My friend Tickle illuminated me as to other matters, especially in relation to the fair Miss Smith; with whom, it seems (and I recollected all about it when he had set my new associations properly to work), I had been quite particular, until he himself discovered the insolvency of her father's estate; when (and this I began to recollect in the same manner) I instantly turned my attentions upon another—the fair Miss Small—who jilted me. These things, I say, I soon began to recall to mind, as well as many other incidents in the past life of I. Dulmer Dawkins; and, indeed, in the course of a few days, I was as much at home in his body, and among his affairs, as he had ever been himself.

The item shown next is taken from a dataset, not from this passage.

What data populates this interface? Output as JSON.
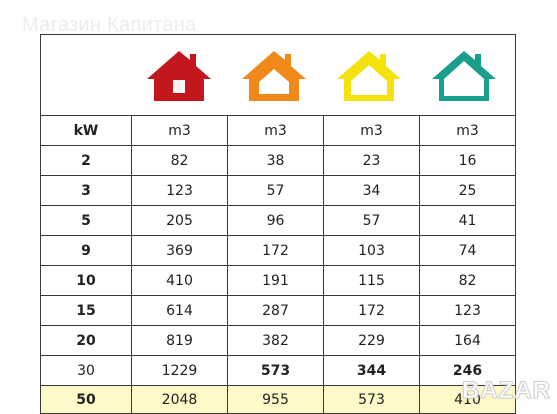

But of this anon. I learned that Mr. Periwinkle Smith, after seeing me lodged in the tavern, had driven off to town to engage medical assistance; and this he did so effectually, that I had no less than seven doctors at one time to send me their bills; which was a very foolish thing of them.

Of these things, I say, I discoursed with my friend Jack Tickle, whose conversation, together with the happy consciousness I had of my transformation, infused inexpressible vivacity into my spirits. I was marvellously pleased at the idea of being a fine young fellow, with the freedom of chip-chop society; and I was impatient to return to the city to enjoy my happiness.

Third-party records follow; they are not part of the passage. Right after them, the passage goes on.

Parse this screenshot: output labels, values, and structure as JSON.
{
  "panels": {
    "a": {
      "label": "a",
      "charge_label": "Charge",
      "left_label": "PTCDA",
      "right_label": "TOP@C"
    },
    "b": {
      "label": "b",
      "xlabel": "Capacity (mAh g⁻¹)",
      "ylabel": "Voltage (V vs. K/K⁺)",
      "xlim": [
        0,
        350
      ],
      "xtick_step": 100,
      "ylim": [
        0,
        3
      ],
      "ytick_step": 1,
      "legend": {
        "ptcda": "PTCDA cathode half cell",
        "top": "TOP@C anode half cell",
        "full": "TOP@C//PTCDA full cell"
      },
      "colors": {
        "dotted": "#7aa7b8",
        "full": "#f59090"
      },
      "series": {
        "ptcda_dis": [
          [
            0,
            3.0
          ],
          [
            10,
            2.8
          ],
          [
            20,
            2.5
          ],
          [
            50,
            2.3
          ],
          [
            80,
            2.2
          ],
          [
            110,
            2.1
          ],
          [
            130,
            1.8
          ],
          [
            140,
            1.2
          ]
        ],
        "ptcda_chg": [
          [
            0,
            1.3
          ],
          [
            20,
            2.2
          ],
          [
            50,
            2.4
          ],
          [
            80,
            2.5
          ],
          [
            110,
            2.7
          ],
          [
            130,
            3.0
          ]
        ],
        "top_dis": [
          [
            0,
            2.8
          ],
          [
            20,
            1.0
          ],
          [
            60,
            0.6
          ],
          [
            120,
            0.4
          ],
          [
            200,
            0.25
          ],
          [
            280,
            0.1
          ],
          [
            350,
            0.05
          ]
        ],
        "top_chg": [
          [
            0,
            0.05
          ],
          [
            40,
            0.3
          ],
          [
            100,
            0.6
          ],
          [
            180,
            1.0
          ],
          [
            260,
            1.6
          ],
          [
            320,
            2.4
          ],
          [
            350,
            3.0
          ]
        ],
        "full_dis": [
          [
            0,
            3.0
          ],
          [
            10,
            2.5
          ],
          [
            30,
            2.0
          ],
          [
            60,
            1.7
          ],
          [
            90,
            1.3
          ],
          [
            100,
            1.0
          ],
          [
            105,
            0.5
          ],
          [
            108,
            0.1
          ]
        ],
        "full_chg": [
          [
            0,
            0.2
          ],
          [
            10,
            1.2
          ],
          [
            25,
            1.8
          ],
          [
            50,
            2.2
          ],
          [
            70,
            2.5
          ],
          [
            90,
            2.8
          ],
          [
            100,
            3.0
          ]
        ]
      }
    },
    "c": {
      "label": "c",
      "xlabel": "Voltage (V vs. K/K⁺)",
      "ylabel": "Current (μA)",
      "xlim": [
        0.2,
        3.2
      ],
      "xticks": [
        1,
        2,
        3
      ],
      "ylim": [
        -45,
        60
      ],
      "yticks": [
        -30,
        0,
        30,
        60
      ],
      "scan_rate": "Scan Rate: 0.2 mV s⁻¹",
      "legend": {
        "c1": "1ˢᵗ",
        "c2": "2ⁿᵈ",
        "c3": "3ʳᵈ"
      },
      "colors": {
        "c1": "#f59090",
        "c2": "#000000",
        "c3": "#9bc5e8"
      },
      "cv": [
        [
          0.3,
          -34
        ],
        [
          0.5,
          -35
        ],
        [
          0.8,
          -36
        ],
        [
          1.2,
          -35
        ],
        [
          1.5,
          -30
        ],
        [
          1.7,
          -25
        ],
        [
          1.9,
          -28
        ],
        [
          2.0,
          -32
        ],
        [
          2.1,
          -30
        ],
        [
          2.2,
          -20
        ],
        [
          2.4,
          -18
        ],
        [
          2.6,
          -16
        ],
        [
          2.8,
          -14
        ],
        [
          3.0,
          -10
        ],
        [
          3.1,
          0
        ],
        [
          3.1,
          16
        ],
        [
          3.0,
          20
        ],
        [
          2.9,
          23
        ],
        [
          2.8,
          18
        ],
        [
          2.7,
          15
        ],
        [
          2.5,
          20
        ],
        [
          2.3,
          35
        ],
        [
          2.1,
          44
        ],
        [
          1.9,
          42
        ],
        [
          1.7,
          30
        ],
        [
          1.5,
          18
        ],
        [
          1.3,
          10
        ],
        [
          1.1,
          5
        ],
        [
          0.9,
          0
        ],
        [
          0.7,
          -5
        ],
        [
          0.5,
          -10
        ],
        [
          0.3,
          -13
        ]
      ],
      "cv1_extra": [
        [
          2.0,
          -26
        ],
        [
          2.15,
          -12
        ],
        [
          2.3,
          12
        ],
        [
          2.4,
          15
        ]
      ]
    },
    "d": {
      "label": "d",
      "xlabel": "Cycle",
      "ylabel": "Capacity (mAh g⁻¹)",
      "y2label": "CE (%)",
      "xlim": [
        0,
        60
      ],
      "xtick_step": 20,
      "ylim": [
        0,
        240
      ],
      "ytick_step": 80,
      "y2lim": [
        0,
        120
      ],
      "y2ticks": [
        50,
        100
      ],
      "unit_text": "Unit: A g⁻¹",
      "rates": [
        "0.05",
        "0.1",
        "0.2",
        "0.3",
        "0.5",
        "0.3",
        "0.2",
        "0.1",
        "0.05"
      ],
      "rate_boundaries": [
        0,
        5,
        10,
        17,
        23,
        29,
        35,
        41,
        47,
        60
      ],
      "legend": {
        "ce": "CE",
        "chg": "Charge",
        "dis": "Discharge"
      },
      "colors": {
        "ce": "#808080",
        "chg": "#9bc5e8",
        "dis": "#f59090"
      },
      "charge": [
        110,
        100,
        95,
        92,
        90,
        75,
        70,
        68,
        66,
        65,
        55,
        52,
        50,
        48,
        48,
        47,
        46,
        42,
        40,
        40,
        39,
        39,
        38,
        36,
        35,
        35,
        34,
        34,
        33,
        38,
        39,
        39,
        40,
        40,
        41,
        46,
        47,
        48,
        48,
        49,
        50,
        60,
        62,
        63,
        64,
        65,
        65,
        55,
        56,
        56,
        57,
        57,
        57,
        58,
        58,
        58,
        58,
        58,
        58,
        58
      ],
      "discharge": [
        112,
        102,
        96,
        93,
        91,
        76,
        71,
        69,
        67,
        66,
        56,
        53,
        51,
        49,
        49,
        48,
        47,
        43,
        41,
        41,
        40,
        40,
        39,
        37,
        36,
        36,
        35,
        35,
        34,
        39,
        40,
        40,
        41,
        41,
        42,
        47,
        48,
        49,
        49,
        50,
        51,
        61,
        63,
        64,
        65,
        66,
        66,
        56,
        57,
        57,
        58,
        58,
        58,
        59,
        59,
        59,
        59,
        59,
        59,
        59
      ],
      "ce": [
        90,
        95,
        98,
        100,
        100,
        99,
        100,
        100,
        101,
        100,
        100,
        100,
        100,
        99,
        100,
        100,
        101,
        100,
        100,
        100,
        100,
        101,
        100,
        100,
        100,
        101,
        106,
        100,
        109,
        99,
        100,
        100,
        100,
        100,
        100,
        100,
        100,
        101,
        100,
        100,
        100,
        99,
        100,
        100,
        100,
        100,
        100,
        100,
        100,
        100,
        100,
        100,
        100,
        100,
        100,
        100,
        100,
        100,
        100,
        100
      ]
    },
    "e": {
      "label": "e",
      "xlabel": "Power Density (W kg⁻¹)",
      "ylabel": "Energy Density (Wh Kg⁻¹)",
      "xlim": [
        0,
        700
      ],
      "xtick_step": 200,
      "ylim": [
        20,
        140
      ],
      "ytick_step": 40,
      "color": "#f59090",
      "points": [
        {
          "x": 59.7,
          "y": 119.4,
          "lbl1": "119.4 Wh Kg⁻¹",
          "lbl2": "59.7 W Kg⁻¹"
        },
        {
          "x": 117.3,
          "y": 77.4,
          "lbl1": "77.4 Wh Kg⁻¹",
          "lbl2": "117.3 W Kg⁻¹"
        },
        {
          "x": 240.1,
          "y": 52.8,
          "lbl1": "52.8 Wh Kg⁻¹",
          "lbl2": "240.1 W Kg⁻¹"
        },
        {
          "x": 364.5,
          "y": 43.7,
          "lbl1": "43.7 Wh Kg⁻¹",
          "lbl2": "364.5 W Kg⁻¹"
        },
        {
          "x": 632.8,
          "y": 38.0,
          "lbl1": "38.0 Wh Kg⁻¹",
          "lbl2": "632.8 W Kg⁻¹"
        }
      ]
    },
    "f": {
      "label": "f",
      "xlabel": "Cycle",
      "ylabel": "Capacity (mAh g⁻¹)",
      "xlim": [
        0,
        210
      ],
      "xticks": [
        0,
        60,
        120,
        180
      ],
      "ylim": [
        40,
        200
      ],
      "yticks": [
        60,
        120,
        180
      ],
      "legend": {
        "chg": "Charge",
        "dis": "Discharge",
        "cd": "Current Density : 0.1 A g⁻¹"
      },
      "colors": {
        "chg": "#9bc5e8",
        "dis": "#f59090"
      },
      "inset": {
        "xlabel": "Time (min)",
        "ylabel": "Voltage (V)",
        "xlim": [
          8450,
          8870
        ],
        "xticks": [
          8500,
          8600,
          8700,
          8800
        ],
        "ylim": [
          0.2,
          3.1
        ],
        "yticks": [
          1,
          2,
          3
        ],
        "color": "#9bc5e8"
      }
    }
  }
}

"Bravo!" said Jack; "we'll walk in together. But do you know, Dawky," he went on, nodding and winking, "that this is a cursed no-credit place, and that the man below betrayed a certain vulgar anxiety about scot and lot, and the extra expenses you had put him to? What do you say about paying?"

"Really," said I, clapping my hands into my pockets, "I have forgotten my pocketbook!"

"To be sure you have," said Tickle, laughing; "but why need you tell me so? I am no shop-keeper."

"I mean," said I, in alarm, "demmee, that I have lost it, and with that hundred-dollar bill my brother Tim—"

"Your brother Tim!" said Tickle; "who's he?"

I was struck all aback. I remembered that I was I. D. Dawkins.

Tickle perceived my confusion, and enjoyed it, attributing it to another cause.